MS3FGX · 02-26-2007, 05:41 PM

According to that second line, it looks like Apache is the program that is segfaulting, not the kernel itself.

Try shutting Apache down, and see if you still see the log filling up with those error messages. If not, you will at least know where to start your search for the problem.

thetawaverider · 02-26-2007, 05:49 PM

Thanks for the quick reply, MS3FGX.

Is it actually possible that a segfaulting Apache could bring the whole machine down, causing it to freeze as I mentioned? If not, how about a skb bug (problem with the Linux network buffers, from what I understand)? I'd like to target the freezing culprit first, and then tackle the remaining issue(s) afterward.

Thanks,
TWR

MS3FGX · 02-26-2007, 06:13 PM

While Linux is generally very stable, it is still possible for a malfunctioning application to bring the whole machine down. Or at least run the CPU usage so high that the server is for all intents and purposes unable to function and must be powered down manually.

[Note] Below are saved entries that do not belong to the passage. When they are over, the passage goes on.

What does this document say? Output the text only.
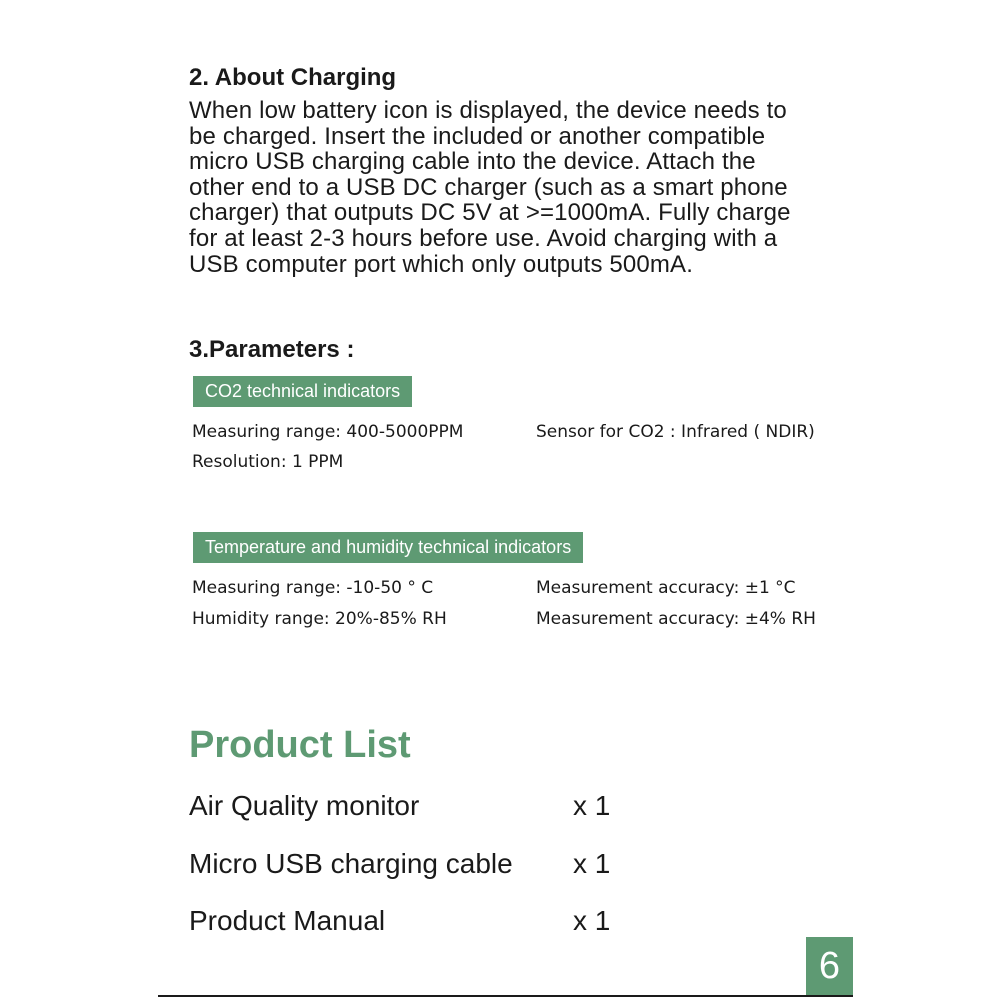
2. About Charging
When low battery icon is displayed, the device needs to
be charged. Insert the included or another compatible
micro USB charging cable into the device. Attach the
other end to a USB DC charger (such as a smart phone
charger) that outputs DC 5V at >=1000mA. Fully charge
for at least 2-3 hours before use. Avoid charging with a
USB computer port which only outputs 500mA.
3.Parameters :
CO2 technical indicators
Measuring range: 400-5000PPM	Sensor for CO2 : Infrared ( NDIR)
Resolution: 1 PPM
Temperature and humidity technical indicators
Measuring range: -10-50 ° C	Measurement accuracy: ±1 °C
Humidity range: 20%-85% RH	Measurement accuracy: ±4% RH
Product List
Air Quality monitor	x 1
Micro USB charging cable x 1
Product Manual	x 1
6
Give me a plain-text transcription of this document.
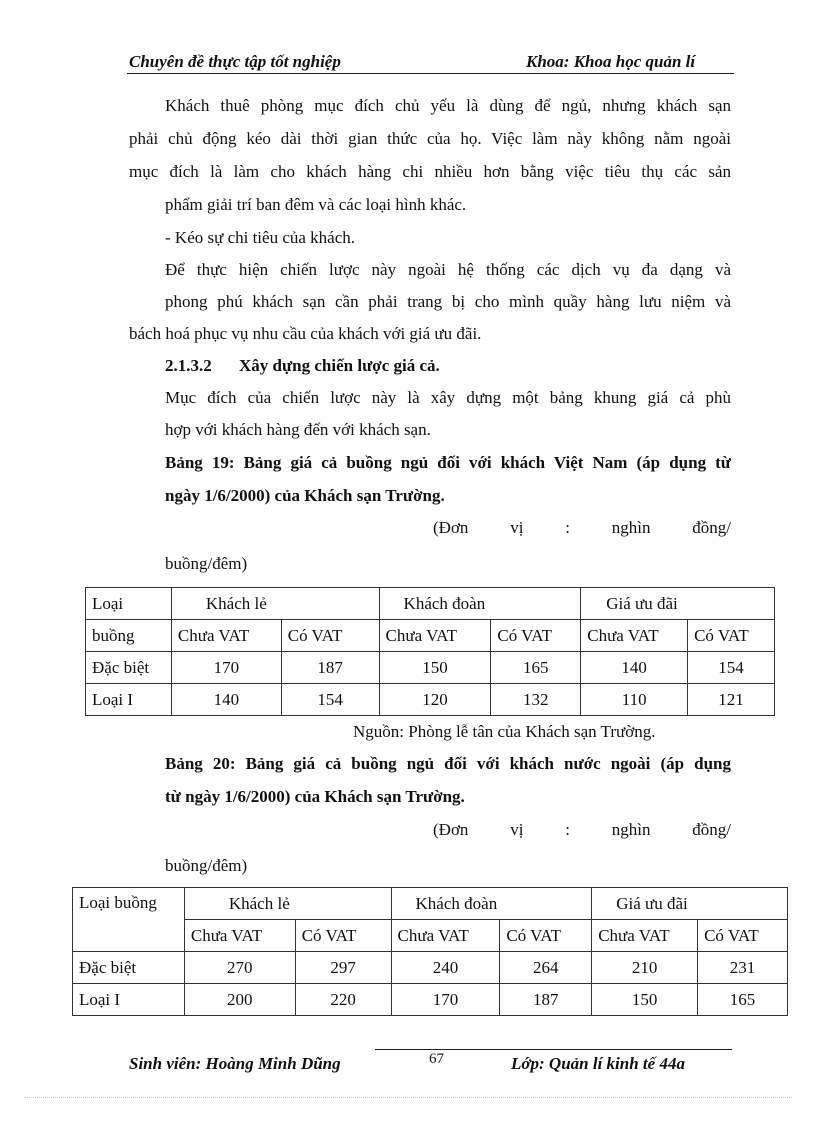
Chuyên đề thực tập tốt nghiệp	Khoa: Khoa học quản lí
Khách thuê phòng mục đích chủ yếu là dùng để ngủ, nhưng khách sạn
phải chủ động kéo dài thời gian thức của họ. Việc làm này không nằm ngoài
mục đích là làm cho khách hàng chi nhiều hơn bằng việc tiêu thụ các sản
phẩm giải trí ban đêm và các loại hình khác.
- Kéo sự chi tiêu của khách.
Để thực hiện chiến lược này ngoài hệ thống các dịch vụ đa dạng và
phong phú khách sạn cần phải trang bị cho mình quầy hàng lưu niệm và
bách hoá phục vụ nhu cầu của khách với giá ưu đãi.
2.1.3.2 Xây dựng chiến lược giá cả.
Mục đích của chiến lược này là xây dựng một bảng khung giá cả phù
hợp với khách hàng đến với khách sạn.
Bảng 19: Bảng giá cả buồng ngủ đối với khách Việt Nam (áp dụng từ
ngày 1/6/2000) của Khách sạn Trường.
(Đơn vị : nghìn đồng/
buồng/đêm)
Loại	Khách lẻ		Khách đoàn		Giá ưu đãi	
buồng	Chưa VAT	Có VAT	Chưa VAT	Có VAT	Chưa VAT	Có VAT
Đặc biệt	170	187	150	165	140	154
Loại I	140	154	120	132	110	121
Nguồn: Phòng lễ tân của Khách sạn Trường.
Bảng 20: Bảng giá cả buồng ngủ đối với khách nước ngoài (áp dụng
từ ngày 1/6/2000) của Khách sạn Trường.
(Đơn vị : nghìn đồng/
buồng/đêm)
Loại buồng	Khách lẻ		Khách đoàn		Giá ưu đãi	
	Chưa VAT	Có VAT	Chưa VAT	Có VAT	Chưa VAT	Có VAT
Đặc biệt	270	297	240	264	210	231
Loại I	200	220	170	187	150	165
Sinh viên: Hoàng Minh Dũng	67	Lớp: Quản lí kinh tế 44a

Or it could be that the SKB bug is actually what is causing Apache to segfault in the first place, and there is actually nothing wrong with Apache. That sounds like would could be happening when you said:

Quote:

Before reboot, the console had very many lines of the first error message, but would not respond to any key prompts. The second message did not appear on the console.

If the SKB is the problem, then I am not sure where you would want to go from there. As I understand it, the cause could be in the kernel itself or a buggy network driver. If that is the case, you could first try running with another NIC that uses a different driver (if that is possible in your situation), and if all else fails you could try to switch to another kernel version.

You may also want to try running the machine with a live CD for a few hours (if you can manage the downtime for the server) to see if the error shows up there. That could help rule out a hardware issue at least.

thetawaverider · 02-26-2007, 06:26 PM

Again, thanks for the quick reply.

I thought of something else that may have some bearing:

Today we're doing a pretty good amount of traffic (approx 20MB/sec). Is it possible that Apache getting more requests than available threads could cause the machine to completely lock up (I've already bumped up the MaxClients and ThreadsPerChild just in case)? By the way, CPU and memory are doing alright, with lots left of each.

Thanks,
TWR